Matt, you know you have an open invitation...just fire me a PM when you're coming to town!!


----------



## bigshawn (Dec 29, 2005)

I like.............


----------



## Ja'eh (Jan 8, 2007)

Nice rhom and set up!


----------



## chomp chomp (Oct 28, 2003)

Very nice tank, fish and filtration set up!!

After seeing your set up, it makes me want to upgrade my filtration. I just run solo Eheim 2028's on my tanks


----------



## Σņįġmã (Mar 25, 2006)

STUNNING!


----------



## Sheppard (Jul 8, 2004)

That is some intense filteration..I love it!!

But I don't understand how you got your canisters for much cheaper than what a sump would have cost. I know you said you got them on sale..but they must have been marked down about 90% !!! Because you can build a 75-100gal sump for about 150-200$. The filters must have been way more than that.


----------



## KINGofKINGS (Jul 24, 2006)

an undergravel filter dude??? are you serious??? I run 1 fx5 on my 125 with my 15" rhom and it does more than fine- awesome fish by the way-


----------



## Ba20 (Jan 29, 2003)

> My experience with traditional wet/dry sumps leaves me with a few negatives - excessive evapouration, not good for maintaining consistant water param's - especially dissolved solids (hardness). Drilling the tank for an overflow = less space for the fish, using an overflow box means having the aquarium out too far from the wall - looks messy behind seeing all the plumbing. Excessive noise in the sump, some sound like a toilet running...and cost! I was able to get all of my filters on sale and their total cost is far less than what I would have to put out for a sump. Also, if 1 of my filters takes a crap, the whole system is not down.

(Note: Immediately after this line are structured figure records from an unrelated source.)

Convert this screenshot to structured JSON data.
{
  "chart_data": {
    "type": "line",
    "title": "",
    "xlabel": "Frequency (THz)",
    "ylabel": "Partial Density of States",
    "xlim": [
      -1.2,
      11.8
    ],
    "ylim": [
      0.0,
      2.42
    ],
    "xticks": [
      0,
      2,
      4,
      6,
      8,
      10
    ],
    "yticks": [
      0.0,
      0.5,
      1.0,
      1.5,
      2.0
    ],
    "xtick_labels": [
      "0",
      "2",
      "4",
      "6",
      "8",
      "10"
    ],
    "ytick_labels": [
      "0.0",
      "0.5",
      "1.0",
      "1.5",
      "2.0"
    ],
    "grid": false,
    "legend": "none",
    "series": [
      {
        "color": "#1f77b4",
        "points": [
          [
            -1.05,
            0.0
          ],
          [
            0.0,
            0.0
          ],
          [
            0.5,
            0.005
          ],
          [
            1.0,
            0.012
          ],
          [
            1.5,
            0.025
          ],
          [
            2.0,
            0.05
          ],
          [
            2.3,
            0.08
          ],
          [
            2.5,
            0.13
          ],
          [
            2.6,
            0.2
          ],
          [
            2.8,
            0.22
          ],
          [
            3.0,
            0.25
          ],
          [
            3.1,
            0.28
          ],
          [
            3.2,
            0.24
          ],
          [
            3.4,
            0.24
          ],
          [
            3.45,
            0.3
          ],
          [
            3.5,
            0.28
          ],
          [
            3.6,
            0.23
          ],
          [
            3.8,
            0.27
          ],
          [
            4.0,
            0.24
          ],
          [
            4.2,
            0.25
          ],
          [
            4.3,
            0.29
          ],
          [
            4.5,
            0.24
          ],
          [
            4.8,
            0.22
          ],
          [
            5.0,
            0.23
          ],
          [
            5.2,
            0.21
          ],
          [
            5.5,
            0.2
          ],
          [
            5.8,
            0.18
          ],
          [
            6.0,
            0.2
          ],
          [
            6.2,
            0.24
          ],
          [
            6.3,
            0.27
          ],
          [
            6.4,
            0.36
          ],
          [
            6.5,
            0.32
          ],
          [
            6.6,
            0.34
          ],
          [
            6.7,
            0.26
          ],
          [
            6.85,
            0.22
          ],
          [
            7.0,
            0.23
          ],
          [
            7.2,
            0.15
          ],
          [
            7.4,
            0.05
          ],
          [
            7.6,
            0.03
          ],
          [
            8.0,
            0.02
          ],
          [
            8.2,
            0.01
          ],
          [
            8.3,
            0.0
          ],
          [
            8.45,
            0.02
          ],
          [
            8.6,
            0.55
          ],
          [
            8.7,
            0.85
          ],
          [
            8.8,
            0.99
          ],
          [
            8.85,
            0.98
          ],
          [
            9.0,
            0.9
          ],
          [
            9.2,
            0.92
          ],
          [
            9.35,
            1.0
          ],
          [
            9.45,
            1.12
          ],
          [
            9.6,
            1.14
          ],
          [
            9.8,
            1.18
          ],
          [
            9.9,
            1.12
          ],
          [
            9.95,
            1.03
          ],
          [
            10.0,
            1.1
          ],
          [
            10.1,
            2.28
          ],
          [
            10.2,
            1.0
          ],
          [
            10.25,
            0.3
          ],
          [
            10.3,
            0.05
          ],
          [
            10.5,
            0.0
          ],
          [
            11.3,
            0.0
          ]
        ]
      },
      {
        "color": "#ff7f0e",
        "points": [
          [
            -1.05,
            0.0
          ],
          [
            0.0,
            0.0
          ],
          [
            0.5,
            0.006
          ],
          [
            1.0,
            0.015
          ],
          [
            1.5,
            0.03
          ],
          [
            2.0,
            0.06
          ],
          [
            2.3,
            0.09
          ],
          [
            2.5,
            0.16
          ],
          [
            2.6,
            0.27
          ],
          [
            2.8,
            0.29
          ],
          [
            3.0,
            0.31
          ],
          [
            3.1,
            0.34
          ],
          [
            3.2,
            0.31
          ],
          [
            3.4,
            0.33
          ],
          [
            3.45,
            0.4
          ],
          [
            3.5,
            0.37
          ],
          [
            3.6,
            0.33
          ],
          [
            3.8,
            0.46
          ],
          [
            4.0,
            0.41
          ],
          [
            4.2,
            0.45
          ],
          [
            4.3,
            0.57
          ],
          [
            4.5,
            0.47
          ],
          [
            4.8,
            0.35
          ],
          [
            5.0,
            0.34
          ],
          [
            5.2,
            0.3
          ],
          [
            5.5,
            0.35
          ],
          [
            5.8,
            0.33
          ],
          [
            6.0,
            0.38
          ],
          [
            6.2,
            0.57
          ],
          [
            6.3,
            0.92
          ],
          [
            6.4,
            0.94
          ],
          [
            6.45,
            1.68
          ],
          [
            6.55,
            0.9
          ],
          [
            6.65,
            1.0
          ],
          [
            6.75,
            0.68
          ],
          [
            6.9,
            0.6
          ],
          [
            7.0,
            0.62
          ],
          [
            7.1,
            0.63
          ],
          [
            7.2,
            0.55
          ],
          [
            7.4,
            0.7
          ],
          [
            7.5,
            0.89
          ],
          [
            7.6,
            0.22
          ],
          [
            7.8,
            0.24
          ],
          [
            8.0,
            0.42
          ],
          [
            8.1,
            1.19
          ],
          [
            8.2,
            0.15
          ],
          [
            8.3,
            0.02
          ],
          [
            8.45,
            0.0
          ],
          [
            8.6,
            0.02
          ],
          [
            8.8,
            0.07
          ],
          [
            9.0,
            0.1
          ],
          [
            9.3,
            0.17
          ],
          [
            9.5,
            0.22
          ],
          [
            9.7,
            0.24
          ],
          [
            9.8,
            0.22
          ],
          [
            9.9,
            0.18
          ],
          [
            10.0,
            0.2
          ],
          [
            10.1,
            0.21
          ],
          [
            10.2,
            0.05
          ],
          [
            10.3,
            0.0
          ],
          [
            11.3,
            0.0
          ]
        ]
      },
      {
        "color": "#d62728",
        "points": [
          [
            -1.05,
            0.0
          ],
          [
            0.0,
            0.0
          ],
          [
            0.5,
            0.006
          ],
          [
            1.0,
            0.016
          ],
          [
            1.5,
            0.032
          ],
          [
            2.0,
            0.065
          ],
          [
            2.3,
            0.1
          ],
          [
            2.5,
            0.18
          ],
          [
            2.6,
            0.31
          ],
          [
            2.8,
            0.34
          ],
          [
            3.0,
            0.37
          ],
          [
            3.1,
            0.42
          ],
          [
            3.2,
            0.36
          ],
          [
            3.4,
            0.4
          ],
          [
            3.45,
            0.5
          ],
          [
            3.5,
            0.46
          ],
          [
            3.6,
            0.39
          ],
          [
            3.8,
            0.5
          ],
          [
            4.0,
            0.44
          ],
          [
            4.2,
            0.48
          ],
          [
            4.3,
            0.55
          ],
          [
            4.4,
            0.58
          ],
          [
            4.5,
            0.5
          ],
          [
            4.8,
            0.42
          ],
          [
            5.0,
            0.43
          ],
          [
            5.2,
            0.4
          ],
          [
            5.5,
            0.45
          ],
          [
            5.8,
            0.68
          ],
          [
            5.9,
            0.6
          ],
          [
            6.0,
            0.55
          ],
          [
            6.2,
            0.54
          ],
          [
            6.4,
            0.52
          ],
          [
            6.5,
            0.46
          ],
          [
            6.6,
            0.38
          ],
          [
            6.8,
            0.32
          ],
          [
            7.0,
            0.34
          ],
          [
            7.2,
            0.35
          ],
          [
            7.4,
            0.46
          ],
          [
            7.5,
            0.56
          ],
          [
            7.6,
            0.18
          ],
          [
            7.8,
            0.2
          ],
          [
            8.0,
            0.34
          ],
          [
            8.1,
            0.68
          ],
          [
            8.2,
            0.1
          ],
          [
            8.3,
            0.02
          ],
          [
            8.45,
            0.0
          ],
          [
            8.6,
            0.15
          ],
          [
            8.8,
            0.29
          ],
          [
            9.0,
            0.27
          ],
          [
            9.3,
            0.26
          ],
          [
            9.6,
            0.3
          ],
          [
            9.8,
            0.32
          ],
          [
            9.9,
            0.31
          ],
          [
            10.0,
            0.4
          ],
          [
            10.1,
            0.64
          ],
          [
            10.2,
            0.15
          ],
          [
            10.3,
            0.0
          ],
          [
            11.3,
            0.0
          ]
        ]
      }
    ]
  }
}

Well from my experience most people including myself that spend money on large aquariums to house large Rhoms, pygo's, saltwater predators, or even guppy's. Is that we have the know how and funds to set up a auto top off system. These can made for less than 50 bucks. The changes in your water parameters will be negligible with a ro/di system. Now for noise you aren't the only person that likes a whisper quiet aquarium. No one wants there aquarium to sound like a toilet and that is why there are several differnt sump/standpipe designs that are designed to be whisper quiet. In fact there is a guy on reef central that i have personally seen his aquarium. His refugium is pushing almost 3,000 GPH and you could hear a pin drop.

On a ending note You have very nice set-up and by the looks of your rhom it seems to be doing a great job and Keep the pics coming


----------



## Yanfloist (Oct 1, 2007)

Awesome, I never thought about using many different canister for different kinds of jobs. Where do you get large driftwood, and how do you get it to sink?? Awesome, awesome, beautiful Rhom and tank set-up. People like you are true hardcore lovers of this hobby.


----------



## ICEE (Feb 3, 2007)

talk about filtration.... jeez

That rhomb has a massive head and jawline


----------



## locust (Aug 2, 2005)

love your rhom


----------



## dorianc204 (Mar 12, 2007)

WOW im jealous

man this makes me wanna go get a new filter for my tank!!~
im gunna get a fluval 305 online becz Petland charges double for the same fluval 305 filter like y is there mark up soo high??


----------